Audio + the inevitable

 
Lots of trouble sleeping since the temporary suspension of my before-dawn commute through hellish traffic forty miles to Irvine, down the perpetually under-construction Golden State Freeway aka Interstate-5 (only Angelenos by the way seem to append "the" before a freeway or highway name, an echo of the days when we had names for freeways--even parkways in the first in the world, my local Pasadena Freeway/ originally Arroyo Seco Parkway, and not those ugly numbers). Thus, audiobooks or podcasts as soporifics multiply.

On that commute, I'd been forever listening to at last count 52% of The Count of Monte Cristo. It started out great in prison scenes after the arrest, but they were over soon and the rest of this feels like an endless gaslighting of protagonist's accomplices who framed him.

Having finished similar weighty books from then, Les Miserables, The Hunchback of Notre Dame, Anna Karenina, The Idiot, (half of--gave up) David Copperfield, Middlemarch, Adam Bede, Bleak House (half--will resume), Dracula, Gulliver's Travels, Redburn, The Betrothed, and both Notes from Underground and Notes from a Dead House, well, I needed a break from classics. I had Paul Murray's novel Skippy Dies on my shelf and when the Audible cast of characters for it appeared, I figured--as casts generally satisfy (even if Dracula despite their efforts was surprisingly boring on re-reading as hearing it decades on), to give it a try. The fact its length was about what I'd already invested in Count dissuaded me a bit. But nearly anything save, maybe, Atlas Shrugged or Dune (the former is a joke, but my elder son likes the latter, as he's immersed in it now; one of those I've been asked if I've ever read it and no, I have not--I keep thinking of Sting in a metal thong), seemed a wise choice. As an aside, showing how small the old sod is, I gave a paper on Beckett at an Irish Studies conference a decade back; the eminent drama scholar who's Paul's father was there. Not sure if he felt like he had to hear my talk before he left to prepare his keynote speech for dinner that night, but he did without comment; he did not seem enthused. Not the first or the last presentation in which I received no questions at all from anyone. But I had sat on a panel with him years before, at another one in Hungary, and that I recall went well. His biography on Sean O'Casey's great, by the by, so check it out.

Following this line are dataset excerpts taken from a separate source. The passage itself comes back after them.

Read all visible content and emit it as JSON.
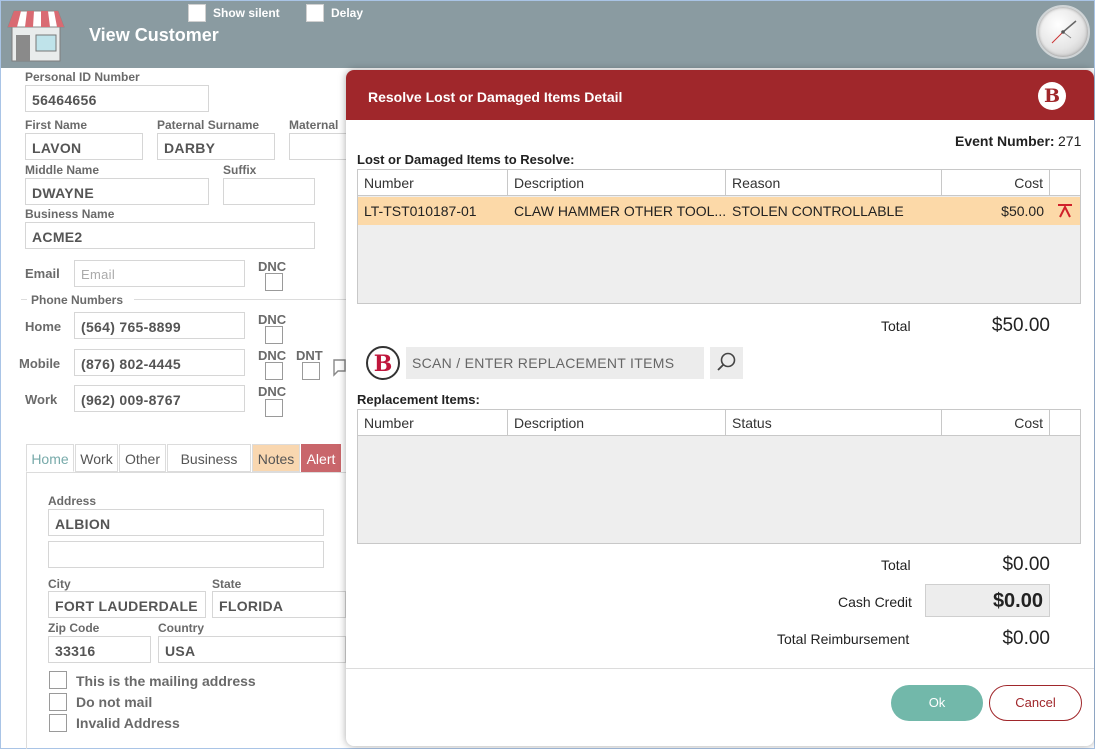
{
  "header": {
    "title": "View Customer",
    "show_silent_label": "Show silent",
    "delay_label": "Delay"
  },
  "customer": {
    "personal_id_label": "Personal ID Number",
    "personal_id": "56464656",
    "first_name_label": "First Name",
    "first_name": "LAVON",
    "paternal_surname_label": "Paternal Surname",
    "paternal_surname": "DARBY",
    "maternal_label": "Maternal",
    "middle_name_label": "Middle Name",
    "middle_name": "DWAYNE",
    "suffix_label": "Suffix",
    "business_name_label": "Business Name",
    "business_name": "ACME2",
    "email_label": "Email",
    "email_placeholder": "Email",
    "dnc_label": "DNC",
    "dnt_label": "DNT",
    "phone_numbers_label": "Phone Numbers",
    "phones": [
      {
        "label": "Home",
        "value": "(564) 765-8899"
      },
      {
        "label": "Mobile",
        "value": "(876) 802-4445"
      },
      {
        "label": "Work",
        "value": "(962) 009-8767"
      }
    ]
  },
  "tabs": [
    "Home",
    "Work",
    "Other",
    "Business",
    "Notes",
    "Alert"
  ],
  "address": {
    "address_label": "Address",
    "address1": "ALBION",
    "address2": "",
    "city_label": "City",
    "city": "FORT LAUDERDALE",
    "state_label": "State",
    "state": "FLORIDA",
    "zip_label": "Zip Code",
    "zip": "33316",
    "country_label": "Country",
    "country": "USA",
    "options": [
      "This is the mailing address",
      "Do not mail",
      "Invalid Address"
    ]
  },
  "modal": {
    "title": "Resolve Lost or Damaged Items Detail",
    "logo_letter": "B",
    "event_number_label": "Event Number:",
    "event_number": "271",
    "lost_section_label": "Lost or Damaged Items to Resolve:",
    "lost_columns": [
      "Number",
      "Description",
      "Reason",
      "Cost"
    ],
    "lost_rows": [
      {
        "number": "LT-TST010187-01",
        "description": "CLAW HAMMER OTHER TOOL...",
        "reason": "STOLEN CONTROLLABLE",
        "cost": "$50.00"
      }
    ],
    "lost_total_label": "Total",
    "lost_total": "$50.00",
    "scan_placeholder": "SCAN / ENTER REPLACEMENT ITEMS",
    "replacement_section_label": "Replacement Items:",
    "replacement_columns": [
      "Number",
      "Description",
      "Status",
      "Cost"
    ],
    "replacement_total_label": "Total",
    "replacement_total": "$0.00",
    "cash_credit_label": "Cash Credit",
    "cash_credit": "$0.00",
    "total_reimbursement_label": "Total Reimbursement",
    "total_reimbursement": "$0.00",
    "ok_label": "Ok",
    "cancel_label": "Cancel"
  },
  "colors": {
    "header_bg": "#8a9ba1",
    "modal_header": "#a0272b",
    "selected_row": "#fcd9a8",
    "ok_button": "#72b8aa"
  }
}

Well, deep into the pages of Skippy, all about a school standing in for the very prestigious boy's "college" in Irish terms, the preparatory Dublin academy Blackrock run once by the now-disappearing ranks of the Holy Ghost Fathers (renamed Spiritans), it's Seabrook staffed by their equivalents home from the African missions, the Paracletes. Lots of accurately rendered off-color to say the least enjoyable adolescent banter and insults pepper the conversations of the lads, while their instructors and erstwhile mentors try to deal with their own marital, personal, and institutional difficulties. The plot spins about into quantum physics, sexual awakenings, drugs, and the usual drudgery universal now of teaching to the test. Deviating from this, Howard Fallon decides to bring his restive history class out into the streets, trekking up to the abandoned (which it was back then in fact at Kilmainham) WWI memorial in Islandbridge, a derelict neighborhood of scrap metal and seedy pushers.

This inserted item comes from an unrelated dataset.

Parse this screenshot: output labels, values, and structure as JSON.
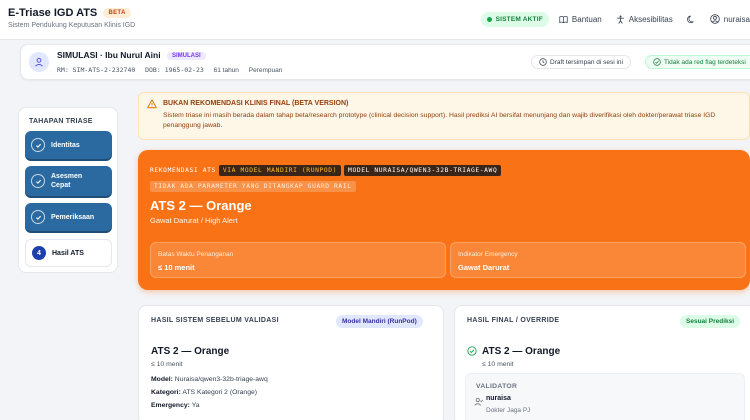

The gist of this is Howard's passionate narration of the "D Company" of that city's elite schoolboys who'd enlisted en masse to sail off to glory in 1914 on. They were decimated at Suvla Bay, shadowed by the now-more-famous Gallipoli, and their survivors returned to be ignored at best and derided even more by an Irish nationalism bent on elevating the sacrifices of those who'd fought the British rather than those who joined their imperial cause. The episode Murray conjures up powerfully, especially as heard after dark in my bed.

Which brings me to my guest access a couple of years ago. I used Ancestry-com to find out that my grandfather served in that war. From what I can gather, he'd been born in Co Roscommon at our family's farm. He'd left to mine coal in Bolton. While in England, he'd have been about 19, I estimate, when in 1917 he entered the ranks of the King's Own Lancashire Regiment. I'm not sure if he willingly joined or was conscripted. Records do not indicate place-of-birth for British Army ranks, strangely to me, so the estimates of how many Irish-born men served in the war cannot be discerned. As Kevin Myers' study which I am reading now explains, about 40,000 died from purportedly "Irish" regiments, although not all of them were even Irish. Contrarily, a lot of "English" or Scottish or Welsh formations supplemented their recruits, volunteering or not, with Irish. So, it's jumbled. I'd like to find out more, but even the Ancestry site could only show me the dim page of his enlistment. And that vanished, as even the photo thumbnail I have of it seems to have disappeared no less irretrievably than the spirit of the titular Skippy, who as we know from page one, like Malone in Beckett's trilogy, gets taken off this mortal coil too soon. Is death ever on time?